Расположение четвёртого дивизиона находилось в соседнем подъезде. Поднявшись на второй этаж, солдаты вошли в двустворчатые двери. Совсем как в учебке, но сходство на этом и закончилось. Тумбочка дневального пустует. Казарма наполнена людьми, на полную громкость орёт проигрыватель, с отключенным звуком молотит телевизор. На ЦП двое молодых узбеков подыхают на «Машке», той самой, «что можно в растяжку», натирая до блеска промазанный мастикой пол.
Оглядев расположение, дембель повёл Лёху в Ленинскую комнату.
– Здорово, Чуб! – улыбнулся Батя в густые пшеничные усы.
– Я тут тебе земляка привёл. Говорит, с одного города будете!
– Дождался, Батя! – сказал Смурной, закусывая жареной тушёнкой.
– Как величать тебя?
– Лёха.
– Меня – Батя! Смотрел кино про белорусских партизан?
– Смотрел.
– Я тот самый Батя и есть!
Батя ещё фазаном прославился длительными самоходами в ближайшую деревню. Расстояние до неё четырнадцать километров, а по партизанской тропе Бати – всего шесть.

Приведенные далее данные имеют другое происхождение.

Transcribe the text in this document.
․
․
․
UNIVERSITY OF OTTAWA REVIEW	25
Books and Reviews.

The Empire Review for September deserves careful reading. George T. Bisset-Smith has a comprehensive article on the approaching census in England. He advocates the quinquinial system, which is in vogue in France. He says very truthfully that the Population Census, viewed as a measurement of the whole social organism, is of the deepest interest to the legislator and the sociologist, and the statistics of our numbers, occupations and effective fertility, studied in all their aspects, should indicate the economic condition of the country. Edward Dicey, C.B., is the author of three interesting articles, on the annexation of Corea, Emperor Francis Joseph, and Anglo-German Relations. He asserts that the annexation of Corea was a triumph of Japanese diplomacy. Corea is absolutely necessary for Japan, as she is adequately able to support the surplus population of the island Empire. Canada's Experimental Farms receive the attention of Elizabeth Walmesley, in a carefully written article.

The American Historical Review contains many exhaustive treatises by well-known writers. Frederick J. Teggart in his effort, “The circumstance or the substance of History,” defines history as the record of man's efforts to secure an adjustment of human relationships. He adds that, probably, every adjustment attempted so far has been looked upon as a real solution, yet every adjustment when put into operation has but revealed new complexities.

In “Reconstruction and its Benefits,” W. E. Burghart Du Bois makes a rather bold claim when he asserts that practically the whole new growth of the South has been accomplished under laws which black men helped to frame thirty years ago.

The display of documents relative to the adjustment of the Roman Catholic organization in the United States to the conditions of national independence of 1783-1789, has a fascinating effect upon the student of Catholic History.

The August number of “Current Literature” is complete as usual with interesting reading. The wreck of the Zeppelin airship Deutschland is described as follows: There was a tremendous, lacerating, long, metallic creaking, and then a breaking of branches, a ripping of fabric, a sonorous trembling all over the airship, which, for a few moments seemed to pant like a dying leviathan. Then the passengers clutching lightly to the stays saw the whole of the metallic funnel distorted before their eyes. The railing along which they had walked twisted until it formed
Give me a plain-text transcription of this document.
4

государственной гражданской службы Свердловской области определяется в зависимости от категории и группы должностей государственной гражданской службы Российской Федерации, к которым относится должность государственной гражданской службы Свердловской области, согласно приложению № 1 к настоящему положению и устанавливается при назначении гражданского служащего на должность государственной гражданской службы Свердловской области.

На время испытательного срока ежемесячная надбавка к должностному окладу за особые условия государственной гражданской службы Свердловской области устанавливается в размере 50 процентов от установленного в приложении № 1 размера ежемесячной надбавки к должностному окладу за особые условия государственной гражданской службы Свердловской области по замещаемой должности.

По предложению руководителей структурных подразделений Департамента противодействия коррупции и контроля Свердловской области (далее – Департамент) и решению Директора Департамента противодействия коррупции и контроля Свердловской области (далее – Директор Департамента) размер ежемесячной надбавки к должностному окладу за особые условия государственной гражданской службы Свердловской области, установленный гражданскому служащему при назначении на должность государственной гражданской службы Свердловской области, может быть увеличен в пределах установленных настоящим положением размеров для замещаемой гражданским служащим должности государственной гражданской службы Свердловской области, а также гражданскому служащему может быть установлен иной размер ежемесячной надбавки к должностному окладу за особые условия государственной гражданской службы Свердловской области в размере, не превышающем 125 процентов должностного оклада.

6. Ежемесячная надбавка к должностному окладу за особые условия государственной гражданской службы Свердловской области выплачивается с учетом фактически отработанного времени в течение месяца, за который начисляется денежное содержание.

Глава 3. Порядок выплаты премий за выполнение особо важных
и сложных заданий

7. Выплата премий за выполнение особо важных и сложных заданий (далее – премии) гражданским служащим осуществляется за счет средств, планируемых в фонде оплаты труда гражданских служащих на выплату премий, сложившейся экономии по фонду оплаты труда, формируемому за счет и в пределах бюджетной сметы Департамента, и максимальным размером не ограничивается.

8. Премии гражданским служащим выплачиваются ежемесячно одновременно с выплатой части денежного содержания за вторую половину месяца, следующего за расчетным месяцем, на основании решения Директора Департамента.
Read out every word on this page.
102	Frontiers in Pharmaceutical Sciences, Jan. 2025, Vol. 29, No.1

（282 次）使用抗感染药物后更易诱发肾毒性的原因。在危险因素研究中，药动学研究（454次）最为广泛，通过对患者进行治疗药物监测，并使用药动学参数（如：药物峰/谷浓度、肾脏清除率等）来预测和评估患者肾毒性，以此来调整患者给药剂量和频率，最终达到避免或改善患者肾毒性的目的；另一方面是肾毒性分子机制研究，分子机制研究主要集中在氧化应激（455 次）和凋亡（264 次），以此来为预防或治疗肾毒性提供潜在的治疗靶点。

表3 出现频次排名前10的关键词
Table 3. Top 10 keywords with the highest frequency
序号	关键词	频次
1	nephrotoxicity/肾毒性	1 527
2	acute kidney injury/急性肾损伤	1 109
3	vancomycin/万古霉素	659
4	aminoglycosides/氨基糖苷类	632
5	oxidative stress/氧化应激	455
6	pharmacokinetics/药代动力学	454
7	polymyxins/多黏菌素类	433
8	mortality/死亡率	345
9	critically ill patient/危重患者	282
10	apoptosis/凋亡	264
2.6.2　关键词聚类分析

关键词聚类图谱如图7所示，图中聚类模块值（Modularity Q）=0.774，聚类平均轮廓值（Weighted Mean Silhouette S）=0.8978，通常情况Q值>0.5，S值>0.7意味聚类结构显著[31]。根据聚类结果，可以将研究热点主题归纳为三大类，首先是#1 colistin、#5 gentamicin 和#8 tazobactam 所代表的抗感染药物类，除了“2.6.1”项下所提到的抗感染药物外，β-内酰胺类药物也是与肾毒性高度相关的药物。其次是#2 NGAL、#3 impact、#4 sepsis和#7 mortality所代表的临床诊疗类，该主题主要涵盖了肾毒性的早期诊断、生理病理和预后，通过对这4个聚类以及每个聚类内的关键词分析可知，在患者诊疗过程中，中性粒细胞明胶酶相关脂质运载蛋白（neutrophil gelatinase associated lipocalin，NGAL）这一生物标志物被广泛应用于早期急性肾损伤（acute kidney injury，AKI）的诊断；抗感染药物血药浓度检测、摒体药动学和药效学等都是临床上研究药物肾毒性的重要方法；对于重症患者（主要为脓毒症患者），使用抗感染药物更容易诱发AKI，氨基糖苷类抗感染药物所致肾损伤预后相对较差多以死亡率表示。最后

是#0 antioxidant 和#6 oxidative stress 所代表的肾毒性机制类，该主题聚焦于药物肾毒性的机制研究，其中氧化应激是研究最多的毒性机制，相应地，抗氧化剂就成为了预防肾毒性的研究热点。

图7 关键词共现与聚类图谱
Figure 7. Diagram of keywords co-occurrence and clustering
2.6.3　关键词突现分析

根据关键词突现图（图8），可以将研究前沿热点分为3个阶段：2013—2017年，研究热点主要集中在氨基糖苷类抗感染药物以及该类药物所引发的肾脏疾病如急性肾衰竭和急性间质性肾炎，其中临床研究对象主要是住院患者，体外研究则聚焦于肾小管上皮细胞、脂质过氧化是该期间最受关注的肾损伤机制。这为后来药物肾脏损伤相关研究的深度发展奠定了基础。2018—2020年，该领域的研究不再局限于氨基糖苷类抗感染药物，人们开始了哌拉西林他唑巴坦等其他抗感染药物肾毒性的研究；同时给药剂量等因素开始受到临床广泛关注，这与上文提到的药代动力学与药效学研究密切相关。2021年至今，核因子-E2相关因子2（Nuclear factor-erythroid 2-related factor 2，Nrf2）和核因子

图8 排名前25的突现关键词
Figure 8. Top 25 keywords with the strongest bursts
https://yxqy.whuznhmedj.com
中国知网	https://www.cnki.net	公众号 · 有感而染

Как он умудрился отыскать тропу среди непроходимых топей, никто не знал. Этим путём Батя наладил конверсию.
Из части: обмундирование, одеяла, посуда, ЗИП на использование в мирных целях. Взамен: брага, самогон, дрожжи и водка с травкой.
– В каком районе жил?
Лёха назвал родную улицу. Оказалось, Батя жил неподалёку, в трёх кварталах.
– Вот это земляк! – позавидовали дембеля.
– Лёха, чтобы в первый день службы не иметь неприятностей, двигай с ротой на пайку! А потом сразу сюда. Если кто пикнет, посылай сразу! Скажи, что к Бате идёшь!
Лёха поспешил в своё расположение. Рота уже строилась у подъезда.
– Бегом в казарму! Сними шинель и в строй! – скомандовал Чеснок. Новоиспечённый дед был недоволен тем, что приходится топать в столовую. Дембеля ещё не ушли, и вечернюю пайку в казарму носили только им. Духи для Чеснока ещё не прибыли в часть.
– И там, на пинках веди старшину сюда! Скажи, Чеснок приказал! – добавил дед. Для убедительности он поддал увесистым сапогом под зад Тальянкину.
Лёха забежал в казарму, бросил на кровать шинель.
– Э-э! Так не пойдёт! – заорал под ухом Каретский. – Снеси её в каптёрку!
– Некогда мне, – психанул Лёха. – Рота построена. Чеснок тебя зовёт!
– Откуда знаешь, что Чеснок?
– Его так в строю называли, да и сам сказал.
– Чё, чё сказал Чеснок?
– Сказал, на пинках старшину сюда! – осмелел Лёха, увидев, как засуетился Каретский.
– Обожди у тумбочки, выбежишь после меня!
Когда Лёха выскочил во двор, он увидел обычную армейскую разборку. Старшина лежал животом в грязном снегу и уворачивался от пинков троих стариков.
– Пупок паршивый, падла! Не успели духов встретить, уже буреть начинаем! – приговаривал Чеснок.
Строй молча ожидал окончания экзекуции неоформленного фазана. От греха подальше, Тальянкин незаметно примкнул к роте. Наконец, деды устали, и подразделение вразнобой зашагало к столовой.
На ужин дали гречневую кашу, хлеб и чай. Сахар и масло раздавал Каретский не как старшина, но фазан. И только за своим столом. Половину – в термос к Рудольфу, дневальному с перебитым шнобаком. Это в казарму для дембелей. Затем, по две пайки масла и сахара дедам, по одной – фазанам. Гусям и духам – не положено. Но каши и чаю сколько захочешь. По сравнению с учебкой ужин казался царским.